Allo stesso modo, a noi cristiani non viene chiesto di “rifugiarci” in Chiesa perché il mondo ci delude o ci spaventa. Chi prega non può essere un rassegnato o uno al quale non resta da far altro che lamentarsi! L’orante e il faticatore devono integrarsi nella stessa persona. Si prega per impegnarsi, per domandare al buon Dio il coraggio necessario per trasformare l’ordine (o il disordine) esistente. Questa è preghiera autentica!
Ma non tutte le preghiere sono “preghiera”. Si possono pronunciare formule per abitudine superstiziosa, si possono recitare preghiere per darsi facili e illusorie sicurezze e per alleggerire il peso di certi complessi di colpa. Talvolta si prega anche per sottrarsi a responsabilità precise ed esimersi da una carità molto più impegnativa. Quante preghiere fatte per i senza tetto nelle nostre Chiese, magari con la consapevolezza di avere locali e case sfitte e vuote! Quante preghiere fatte per le persone sole, mentre sprechiamo tanto tempo in chiacchiere inutili, nei nostri circoletti da perbenisti o da esperti “devoti”!

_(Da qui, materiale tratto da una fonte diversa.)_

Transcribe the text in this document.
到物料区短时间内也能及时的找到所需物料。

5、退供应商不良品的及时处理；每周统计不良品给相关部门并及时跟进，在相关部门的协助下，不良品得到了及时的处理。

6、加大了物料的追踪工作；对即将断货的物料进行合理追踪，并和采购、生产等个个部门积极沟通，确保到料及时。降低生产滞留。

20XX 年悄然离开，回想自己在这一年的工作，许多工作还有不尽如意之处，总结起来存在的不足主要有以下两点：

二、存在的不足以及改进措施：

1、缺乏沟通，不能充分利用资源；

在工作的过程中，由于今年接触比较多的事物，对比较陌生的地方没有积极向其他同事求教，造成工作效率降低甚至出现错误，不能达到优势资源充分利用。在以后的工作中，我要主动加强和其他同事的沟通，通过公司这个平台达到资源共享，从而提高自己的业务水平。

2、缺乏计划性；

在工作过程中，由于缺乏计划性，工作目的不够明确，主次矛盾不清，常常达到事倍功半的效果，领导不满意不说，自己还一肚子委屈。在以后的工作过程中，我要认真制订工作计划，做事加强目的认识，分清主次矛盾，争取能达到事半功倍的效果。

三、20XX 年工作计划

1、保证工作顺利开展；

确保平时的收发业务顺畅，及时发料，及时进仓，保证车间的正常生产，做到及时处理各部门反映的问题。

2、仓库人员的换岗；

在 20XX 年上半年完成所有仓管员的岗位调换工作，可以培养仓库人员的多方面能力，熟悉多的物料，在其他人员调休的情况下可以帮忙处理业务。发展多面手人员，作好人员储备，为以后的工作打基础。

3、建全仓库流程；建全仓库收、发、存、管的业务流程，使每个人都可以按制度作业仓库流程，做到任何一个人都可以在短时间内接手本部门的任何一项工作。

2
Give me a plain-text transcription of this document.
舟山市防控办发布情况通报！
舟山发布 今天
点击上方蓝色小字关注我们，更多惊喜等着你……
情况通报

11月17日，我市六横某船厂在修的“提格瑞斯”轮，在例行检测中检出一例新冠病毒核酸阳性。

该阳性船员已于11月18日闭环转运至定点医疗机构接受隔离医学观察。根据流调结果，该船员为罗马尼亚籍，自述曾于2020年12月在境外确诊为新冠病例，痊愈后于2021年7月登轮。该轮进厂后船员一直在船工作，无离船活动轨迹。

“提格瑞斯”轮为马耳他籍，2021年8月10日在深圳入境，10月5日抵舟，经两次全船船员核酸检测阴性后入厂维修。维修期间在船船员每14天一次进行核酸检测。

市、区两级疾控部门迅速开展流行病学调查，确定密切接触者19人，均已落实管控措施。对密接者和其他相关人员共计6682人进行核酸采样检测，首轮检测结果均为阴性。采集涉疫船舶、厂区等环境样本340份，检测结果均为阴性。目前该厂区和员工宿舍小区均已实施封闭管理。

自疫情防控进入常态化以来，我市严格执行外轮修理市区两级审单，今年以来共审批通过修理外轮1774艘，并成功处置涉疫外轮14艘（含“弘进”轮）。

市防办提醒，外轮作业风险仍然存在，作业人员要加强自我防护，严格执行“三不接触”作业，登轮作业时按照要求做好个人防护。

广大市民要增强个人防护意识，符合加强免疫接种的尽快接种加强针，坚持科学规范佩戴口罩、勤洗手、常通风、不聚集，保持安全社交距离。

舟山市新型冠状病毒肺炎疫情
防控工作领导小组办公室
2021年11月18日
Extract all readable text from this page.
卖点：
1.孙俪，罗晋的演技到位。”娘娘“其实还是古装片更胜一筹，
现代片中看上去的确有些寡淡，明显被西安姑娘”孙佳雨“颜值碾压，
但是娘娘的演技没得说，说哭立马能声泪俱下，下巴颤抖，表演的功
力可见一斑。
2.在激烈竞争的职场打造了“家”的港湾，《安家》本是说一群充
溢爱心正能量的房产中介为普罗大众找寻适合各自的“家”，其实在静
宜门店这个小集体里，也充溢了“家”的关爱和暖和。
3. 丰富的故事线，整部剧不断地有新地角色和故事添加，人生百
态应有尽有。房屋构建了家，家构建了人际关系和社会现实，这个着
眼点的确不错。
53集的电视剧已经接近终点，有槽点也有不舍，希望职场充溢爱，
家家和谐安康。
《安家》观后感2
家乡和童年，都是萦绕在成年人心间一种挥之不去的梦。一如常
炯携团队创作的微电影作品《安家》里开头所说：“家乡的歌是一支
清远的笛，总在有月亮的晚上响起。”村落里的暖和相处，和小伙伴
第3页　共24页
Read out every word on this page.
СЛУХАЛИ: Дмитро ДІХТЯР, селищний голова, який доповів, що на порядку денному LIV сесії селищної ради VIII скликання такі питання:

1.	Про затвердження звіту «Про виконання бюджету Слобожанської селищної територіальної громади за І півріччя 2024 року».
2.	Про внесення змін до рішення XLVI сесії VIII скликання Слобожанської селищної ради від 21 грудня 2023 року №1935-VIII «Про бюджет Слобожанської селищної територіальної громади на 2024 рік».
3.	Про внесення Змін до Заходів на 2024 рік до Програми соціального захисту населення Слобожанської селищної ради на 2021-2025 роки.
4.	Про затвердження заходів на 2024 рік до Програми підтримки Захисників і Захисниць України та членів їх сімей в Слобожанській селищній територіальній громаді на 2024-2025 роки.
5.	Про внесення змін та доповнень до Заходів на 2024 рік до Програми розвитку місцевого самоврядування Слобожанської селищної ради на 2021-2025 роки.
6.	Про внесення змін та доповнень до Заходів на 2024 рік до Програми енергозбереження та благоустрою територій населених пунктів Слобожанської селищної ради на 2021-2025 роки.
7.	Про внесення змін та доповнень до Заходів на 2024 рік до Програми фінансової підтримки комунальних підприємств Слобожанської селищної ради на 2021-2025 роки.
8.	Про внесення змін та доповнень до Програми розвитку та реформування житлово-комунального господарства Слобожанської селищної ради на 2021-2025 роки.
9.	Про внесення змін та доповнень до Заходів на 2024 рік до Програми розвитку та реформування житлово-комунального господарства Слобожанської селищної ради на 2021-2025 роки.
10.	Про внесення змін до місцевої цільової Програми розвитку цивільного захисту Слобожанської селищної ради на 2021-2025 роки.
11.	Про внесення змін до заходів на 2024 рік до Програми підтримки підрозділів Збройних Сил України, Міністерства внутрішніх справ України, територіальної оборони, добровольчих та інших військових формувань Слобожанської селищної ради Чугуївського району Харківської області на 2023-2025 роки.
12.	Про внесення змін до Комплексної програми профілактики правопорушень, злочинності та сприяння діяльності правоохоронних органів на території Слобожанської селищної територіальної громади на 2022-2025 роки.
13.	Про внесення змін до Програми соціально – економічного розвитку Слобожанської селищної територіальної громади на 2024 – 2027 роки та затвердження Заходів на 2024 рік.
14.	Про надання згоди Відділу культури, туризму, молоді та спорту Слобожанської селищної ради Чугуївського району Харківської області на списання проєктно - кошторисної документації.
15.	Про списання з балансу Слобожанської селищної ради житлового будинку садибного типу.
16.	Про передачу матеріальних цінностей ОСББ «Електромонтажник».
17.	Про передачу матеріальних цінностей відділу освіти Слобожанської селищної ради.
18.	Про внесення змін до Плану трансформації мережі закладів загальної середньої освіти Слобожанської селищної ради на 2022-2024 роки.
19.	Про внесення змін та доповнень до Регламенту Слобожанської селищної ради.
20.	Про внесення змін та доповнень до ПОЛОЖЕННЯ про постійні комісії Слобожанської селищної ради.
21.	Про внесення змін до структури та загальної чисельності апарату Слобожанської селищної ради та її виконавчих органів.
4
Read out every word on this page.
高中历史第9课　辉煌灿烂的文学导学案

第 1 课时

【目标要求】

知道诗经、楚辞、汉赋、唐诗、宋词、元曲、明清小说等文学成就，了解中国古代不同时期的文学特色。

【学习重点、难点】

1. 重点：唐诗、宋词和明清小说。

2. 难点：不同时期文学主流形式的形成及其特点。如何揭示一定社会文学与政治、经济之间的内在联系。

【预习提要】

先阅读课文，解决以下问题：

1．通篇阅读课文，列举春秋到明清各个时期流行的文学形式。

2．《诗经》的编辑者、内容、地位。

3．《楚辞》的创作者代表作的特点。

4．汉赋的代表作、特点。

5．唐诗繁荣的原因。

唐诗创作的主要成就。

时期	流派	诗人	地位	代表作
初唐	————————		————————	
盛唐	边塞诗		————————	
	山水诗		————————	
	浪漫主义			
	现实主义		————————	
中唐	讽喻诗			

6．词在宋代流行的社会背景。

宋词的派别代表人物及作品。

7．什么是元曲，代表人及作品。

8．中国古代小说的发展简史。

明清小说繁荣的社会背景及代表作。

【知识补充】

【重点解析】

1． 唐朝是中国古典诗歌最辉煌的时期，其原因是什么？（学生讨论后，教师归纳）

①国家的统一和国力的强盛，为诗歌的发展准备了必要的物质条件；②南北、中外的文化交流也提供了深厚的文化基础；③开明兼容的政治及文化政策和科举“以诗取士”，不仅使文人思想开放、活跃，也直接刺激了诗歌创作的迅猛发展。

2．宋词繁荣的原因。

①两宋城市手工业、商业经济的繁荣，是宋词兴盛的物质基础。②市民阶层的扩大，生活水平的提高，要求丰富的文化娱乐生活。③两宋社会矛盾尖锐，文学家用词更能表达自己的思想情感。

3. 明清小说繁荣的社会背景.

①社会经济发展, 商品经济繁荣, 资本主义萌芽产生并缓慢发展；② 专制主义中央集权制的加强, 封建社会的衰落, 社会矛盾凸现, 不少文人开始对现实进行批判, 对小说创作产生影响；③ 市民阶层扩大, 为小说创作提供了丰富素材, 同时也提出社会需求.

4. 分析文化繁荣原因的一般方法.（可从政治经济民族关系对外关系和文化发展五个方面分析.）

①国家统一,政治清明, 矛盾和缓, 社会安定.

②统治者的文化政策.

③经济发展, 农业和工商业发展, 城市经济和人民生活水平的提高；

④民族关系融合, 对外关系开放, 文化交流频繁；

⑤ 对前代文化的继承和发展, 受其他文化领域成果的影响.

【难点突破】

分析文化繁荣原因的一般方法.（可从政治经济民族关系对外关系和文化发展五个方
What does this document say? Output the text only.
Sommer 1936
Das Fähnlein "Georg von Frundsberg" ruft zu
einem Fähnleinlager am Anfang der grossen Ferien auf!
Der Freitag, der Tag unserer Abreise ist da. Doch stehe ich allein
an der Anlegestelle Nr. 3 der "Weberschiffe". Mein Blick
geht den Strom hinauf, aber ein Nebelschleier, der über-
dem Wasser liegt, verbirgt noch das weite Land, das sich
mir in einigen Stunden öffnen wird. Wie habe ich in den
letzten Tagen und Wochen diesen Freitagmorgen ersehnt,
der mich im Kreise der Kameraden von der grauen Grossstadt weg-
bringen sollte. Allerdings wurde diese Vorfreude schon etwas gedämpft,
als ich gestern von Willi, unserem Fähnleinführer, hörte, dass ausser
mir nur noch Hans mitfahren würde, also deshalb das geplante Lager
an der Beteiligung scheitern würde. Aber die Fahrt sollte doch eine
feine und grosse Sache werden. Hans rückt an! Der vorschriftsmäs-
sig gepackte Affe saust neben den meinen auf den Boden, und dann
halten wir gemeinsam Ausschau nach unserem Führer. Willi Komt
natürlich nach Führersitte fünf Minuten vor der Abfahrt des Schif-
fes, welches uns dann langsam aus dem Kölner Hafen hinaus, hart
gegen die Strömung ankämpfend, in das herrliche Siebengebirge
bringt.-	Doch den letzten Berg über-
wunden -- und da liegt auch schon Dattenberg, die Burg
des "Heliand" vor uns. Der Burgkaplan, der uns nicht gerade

Un ultimo accenno alla figura della povera vedova del Vangelo, che chiede giustizia. Da lei impariamo che la preghiera non è l’invocazione di chi è sazio e sicuro di sé; essa è il grido del povero, di chi è calpestato e defraudato dei suoi diritti, come la povera vedova. Ma impariamo anche che la preghiera autentica è connotata da costanza e tenacia, fiduciosa nel Signore. Perciò, ripartiamo proprio dal domandare: “Signore, insegnaci a pregare”.